Soontir C'boath wrote:I have a question that is based from my homework and I need help.
Ok i'm analyzing a poem about a a squad that is retreating from the front and going home tired etc. Until they hear gas shells and run...one of the soldiers died from the poison gas while retreating from the enemy. The man is put on a wagon and another soldier walks behind the wagon seeing the dead man as he march and says that the way he died does not go with the famed quote "It is sweet and dignified to die for one's country".
Now I know that poison gas is an undignified way to die....but what I don't understand is how is this a case of Individual vs Society..
Thoughts? Cause i'm stumped
Cyaround,
Jason
It's very easy, at least the way I see it.
Individually, it doesn't make sense to put yourself in a dangerous situation, even more when the personal potential gains are non existant. It's against every one of our instincts.

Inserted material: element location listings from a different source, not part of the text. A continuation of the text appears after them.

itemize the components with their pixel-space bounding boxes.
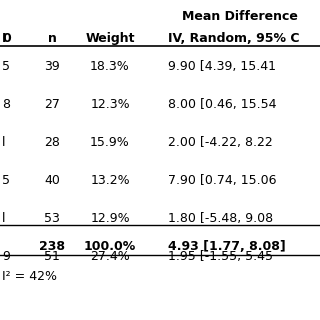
Text: 9.90 [4.39, 15.41: 9.90 [4.39, 15.41: [168, 60, 276, 73]
Text: 8: 8: [2, 98, 10, 111]
Text: 13.2%: 13.2%: [90, 174, 130, 187]
Text: 2.00 [-4.22, 8.22: 2.00 [-4.22, 8.22: [168, 136, 273, 149]
Text: 5: 5: [2, 174, 10, 187]
Text: 40: 40: [44, 174, 60, 187]
Text: 4.93 [1.77, 8.08]: 4.93 [1.77, 8.08]: [168, 240, 286, 253]
Text: Mean Difference: Mean Difference: [182, 10, 298, 23]
Text: 1.95 [-1.55, 5.45: 1.95 [-1.55, 5.45: [168, 250, 273, 263]
Text: Weight: Weight: [85, 32, 135, 45]
Text: n: n: [48, 32, 56, 45]
Text: 1.80 [-5.48, 9.08: 1.80 [-5.48, 9.08: [168, 212, 273, 225]
Text: 9: 9: [2, 250, 10, 263]
Text: 12.9%: 12.9%: [90, 212, 130, 225]
Text: l: l: [2, 136, 5, 149]
Text: 5: 5: [2, 60, 10, 73]
Text: 0: 0: [2, 32, 11, 45]
Text: 51: 51: [44, 250, 60, 263]
Text: 15.9%: 15.9%: [90, 136, 130, 149]
Text: l: l: [2, 212, 5, 225]
Text: 12.3%: 12.3%: [90, 98, 130, 111]
Text: I: I: [2, 32, 6, 45]
Text: 28: 28: [44, 136, 60, 149]
Text: 8.00 [0.46, 15.54: 8.00 [0.46, 15.54: [168, 98, 276, 111]
Text: 238: 238: [39, 240, 65, 253]
Text: 53: 53: [44, 212, 60, 225]
Text: IV, Random, 95% C: IV, Random, 95% C: [168, 32, 300, 45]
Text: 27: 27: [44, 98, 60, 111]
Text: 27.4%: 27.4%: [90, 250, 130, 263]
Text: 7.90 [0.74, 15.06: 7.90 [0.74, 15.06: [168, 174, 276, 187]
Text: I² = 42%: I² = 42%: [2, 270, 57, 283]
Text: 18.3%: 18.3%: [90, 60, 130, 73]
Text: 39: 39: [44, 60, 60, 73]
Text: 100.0%: 100.0%: [84, 240, 136, 253]
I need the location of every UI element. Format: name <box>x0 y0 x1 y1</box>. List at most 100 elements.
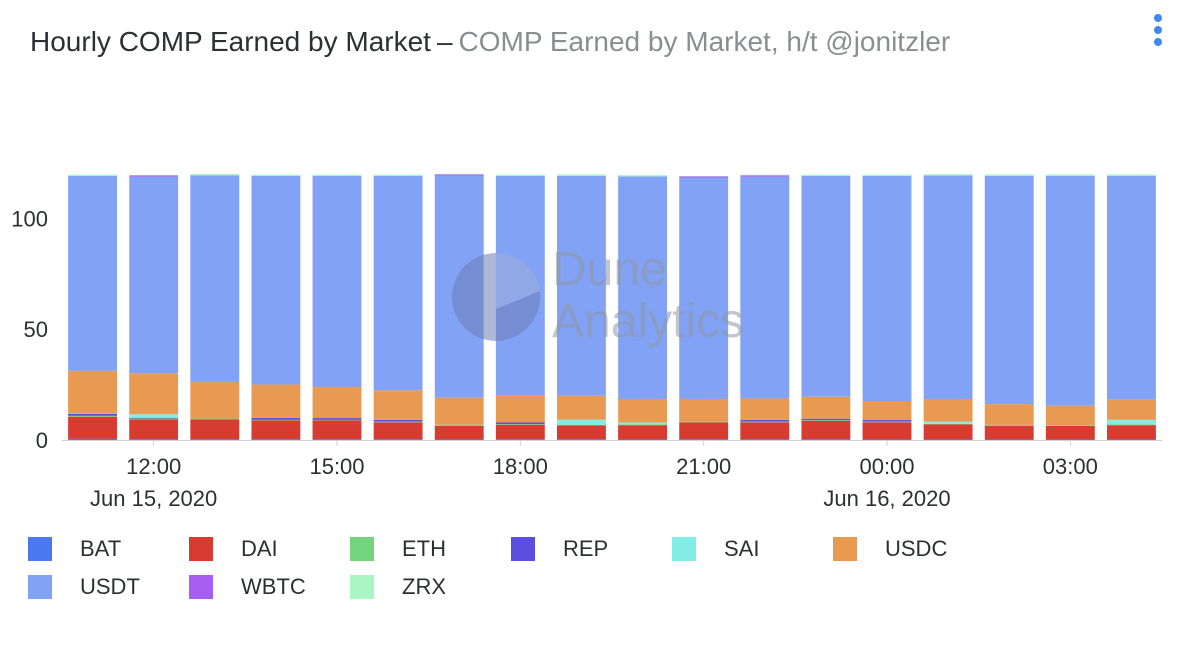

We fight willingly when our life is in danger, or of our loved ones. The people sent to Iraq are fighting not because they are feeling threatned, but because they're ordered to by the government (society). So, they're not following the basic instincts of self preservation we all have, as men.
The nation-state wars of the last centuries have been like that. Basically, the individual never had nothing to say about how the governments manage the crisis and the wars.
edit: For fucks sake, Iraq's just an example, probably not a good one. Replace it with the Napoleonic wars, instead. I didn't mean that the US military doesn't think the war is fair.